Der Schlaf ist ein Balsam, wir wollen von ferne lauschen.

Drama.

(Ein großer Saal bey Hofe. Viele Höflinge stehen im Haufen beysammen, und sind im eifrigen Gespräche. Salinia und Amanda ihre Zoffe treten ein. Salinia in einem weissen Nachtkleide mit aufgelösten Haaren. Einen Arm hat sie entblößt, und hängen noch von einer Aderlässe die Binden daran. Sie eilt hastig in den Saal, staunt plötzlich, schleicht furchtsam zu allen Schaaren der Höflinge, blickt ihnen unter die Augen, schüttelt mißvergnügt den Kopf, um dadurch anzudeuten, daß sie nicht findet, was sie sucht. Die Zoffe folgt ihr traurig, will sie wieder zurückführen, und die Verbände in Ordnung bringen. Die Höflinge sind durch den Auftritt gerührt. Ein alter Hofmann grüßt sie.)

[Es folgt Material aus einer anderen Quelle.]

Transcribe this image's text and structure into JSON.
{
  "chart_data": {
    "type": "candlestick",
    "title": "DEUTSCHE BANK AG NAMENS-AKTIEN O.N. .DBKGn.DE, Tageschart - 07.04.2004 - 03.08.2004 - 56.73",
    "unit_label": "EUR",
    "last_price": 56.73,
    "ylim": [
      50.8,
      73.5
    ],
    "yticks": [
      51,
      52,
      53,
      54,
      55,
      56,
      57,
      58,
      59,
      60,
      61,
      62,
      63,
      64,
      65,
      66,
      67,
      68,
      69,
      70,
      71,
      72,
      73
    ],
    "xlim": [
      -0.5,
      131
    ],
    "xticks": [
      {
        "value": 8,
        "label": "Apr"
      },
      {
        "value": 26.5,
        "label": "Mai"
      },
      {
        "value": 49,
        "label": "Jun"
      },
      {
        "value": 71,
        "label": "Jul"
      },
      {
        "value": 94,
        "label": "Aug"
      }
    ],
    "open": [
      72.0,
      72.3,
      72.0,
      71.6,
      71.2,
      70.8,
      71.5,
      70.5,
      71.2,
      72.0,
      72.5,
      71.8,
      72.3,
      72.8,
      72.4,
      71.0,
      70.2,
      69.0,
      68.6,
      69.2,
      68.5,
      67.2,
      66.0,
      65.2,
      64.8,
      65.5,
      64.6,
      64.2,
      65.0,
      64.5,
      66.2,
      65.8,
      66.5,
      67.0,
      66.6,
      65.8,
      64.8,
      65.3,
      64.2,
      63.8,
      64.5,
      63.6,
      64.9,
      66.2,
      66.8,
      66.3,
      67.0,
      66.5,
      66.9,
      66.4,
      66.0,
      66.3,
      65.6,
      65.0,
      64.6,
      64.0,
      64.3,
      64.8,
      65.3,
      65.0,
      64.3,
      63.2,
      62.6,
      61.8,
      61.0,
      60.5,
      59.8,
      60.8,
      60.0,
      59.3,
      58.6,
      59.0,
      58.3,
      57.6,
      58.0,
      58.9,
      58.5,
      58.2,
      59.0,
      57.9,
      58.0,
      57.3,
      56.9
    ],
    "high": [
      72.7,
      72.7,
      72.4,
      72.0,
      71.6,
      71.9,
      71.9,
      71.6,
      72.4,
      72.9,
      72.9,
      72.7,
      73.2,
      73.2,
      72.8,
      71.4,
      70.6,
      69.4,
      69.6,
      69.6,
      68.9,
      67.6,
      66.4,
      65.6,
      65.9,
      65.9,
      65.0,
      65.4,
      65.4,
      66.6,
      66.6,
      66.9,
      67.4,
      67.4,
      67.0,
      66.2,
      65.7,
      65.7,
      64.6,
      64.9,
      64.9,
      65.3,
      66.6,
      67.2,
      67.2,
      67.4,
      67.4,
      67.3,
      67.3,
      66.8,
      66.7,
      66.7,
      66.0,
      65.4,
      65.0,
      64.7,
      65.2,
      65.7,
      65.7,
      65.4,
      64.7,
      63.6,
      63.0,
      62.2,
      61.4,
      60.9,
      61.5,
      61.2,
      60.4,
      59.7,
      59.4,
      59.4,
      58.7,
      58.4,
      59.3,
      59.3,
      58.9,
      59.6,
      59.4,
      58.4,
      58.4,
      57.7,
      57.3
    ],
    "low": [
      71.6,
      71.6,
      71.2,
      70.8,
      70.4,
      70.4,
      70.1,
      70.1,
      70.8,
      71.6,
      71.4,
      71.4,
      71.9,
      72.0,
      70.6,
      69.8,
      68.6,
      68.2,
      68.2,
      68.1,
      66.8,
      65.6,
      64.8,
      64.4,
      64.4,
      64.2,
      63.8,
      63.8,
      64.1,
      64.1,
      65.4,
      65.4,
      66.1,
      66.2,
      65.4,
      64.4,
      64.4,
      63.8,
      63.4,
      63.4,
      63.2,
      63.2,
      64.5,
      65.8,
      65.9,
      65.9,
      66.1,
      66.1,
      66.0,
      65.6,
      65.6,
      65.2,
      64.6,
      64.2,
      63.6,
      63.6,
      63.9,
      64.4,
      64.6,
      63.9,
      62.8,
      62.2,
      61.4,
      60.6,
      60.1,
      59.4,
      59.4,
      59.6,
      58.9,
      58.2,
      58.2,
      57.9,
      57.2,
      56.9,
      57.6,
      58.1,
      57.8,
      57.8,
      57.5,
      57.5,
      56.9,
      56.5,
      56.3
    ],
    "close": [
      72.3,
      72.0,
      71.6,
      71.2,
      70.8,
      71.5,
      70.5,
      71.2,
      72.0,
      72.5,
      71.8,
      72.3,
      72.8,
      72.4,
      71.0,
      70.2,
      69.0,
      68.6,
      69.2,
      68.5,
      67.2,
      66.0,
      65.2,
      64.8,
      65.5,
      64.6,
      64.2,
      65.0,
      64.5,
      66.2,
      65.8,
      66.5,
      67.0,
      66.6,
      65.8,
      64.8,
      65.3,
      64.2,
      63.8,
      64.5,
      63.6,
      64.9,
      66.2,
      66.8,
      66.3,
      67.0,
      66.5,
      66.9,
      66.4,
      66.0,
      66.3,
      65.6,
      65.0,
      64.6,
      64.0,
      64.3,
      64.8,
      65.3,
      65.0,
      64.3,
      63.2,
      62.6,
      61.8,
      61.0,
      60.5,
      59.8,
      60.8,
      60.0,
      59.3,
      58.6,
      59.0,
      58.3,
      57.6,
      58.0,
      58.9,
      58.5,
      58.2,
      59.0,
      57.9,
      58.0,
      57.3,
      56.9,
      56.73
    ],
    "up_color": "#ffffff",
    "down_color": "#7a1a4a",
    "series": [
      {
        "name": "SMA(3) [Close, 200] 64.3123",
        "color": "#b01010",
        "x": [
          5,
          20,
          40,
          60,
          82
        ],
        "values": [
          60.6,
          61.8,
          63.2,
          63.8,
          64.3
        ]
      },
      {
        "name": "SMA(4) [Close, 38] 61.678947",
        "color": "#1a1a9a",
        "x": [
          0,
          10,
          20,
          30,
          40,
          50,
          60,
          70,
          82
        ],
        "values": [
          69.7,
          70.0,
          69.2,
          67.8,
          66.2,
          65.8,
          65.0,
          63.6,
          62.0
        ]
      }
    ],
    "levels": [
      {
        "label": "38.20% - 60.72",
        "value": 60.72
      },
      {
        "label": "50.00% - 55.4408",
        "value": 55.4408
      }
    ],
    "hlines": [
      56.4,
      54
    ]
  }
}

Hofm. Aber mein liebes Fräulein, sie bluten ja.

Salin. Bluten? —— O ja, izt erinnere ich mich (indem sie ihm zum Ohre schreyt) Sie haben mich tödten wollen! —— Aber ich bin den Mördern glücklich entkommen! —— Amanda, hast du meinen Eduard nicht gefunden? —— Die Schwalbe hat das Nest verlassen ——

Hofmann zur Zoffe. Führen Sie das gute Fräulein zurük!

Amand. Sie ist den Wundärzten entlaufen. Man wollte ihr die Ader öffnen, denn ihr Verstand —— Ach! Das Schicksal des Königs hat ihr zärtliches Herz angegriffen —— Sehen Sie! Sie sucht ihn überall! —— O ich muß weinen ——

Hofm. Das arme Täubchen girrt ——

Salin. Die Gesichter sind mir verdächtig! —— Freund oder Feind? Er ist nirgends! —— Eduard nirgends! —— O Amanda, die Schlange hat ihn vergiftet! Und ich reichte ihm den Becher —— O mein Kopf! —— Wie es hier pocht! —— (Sie lehnt ihr Gesicht auf den Busen ihrer Zoffe und weint.)

Am. Englisches Fräulein, weinen Sie nicht! Kommen Sie mit mir! Ich führe Sie zu Eduard! —— Geben Sie mir den Arm!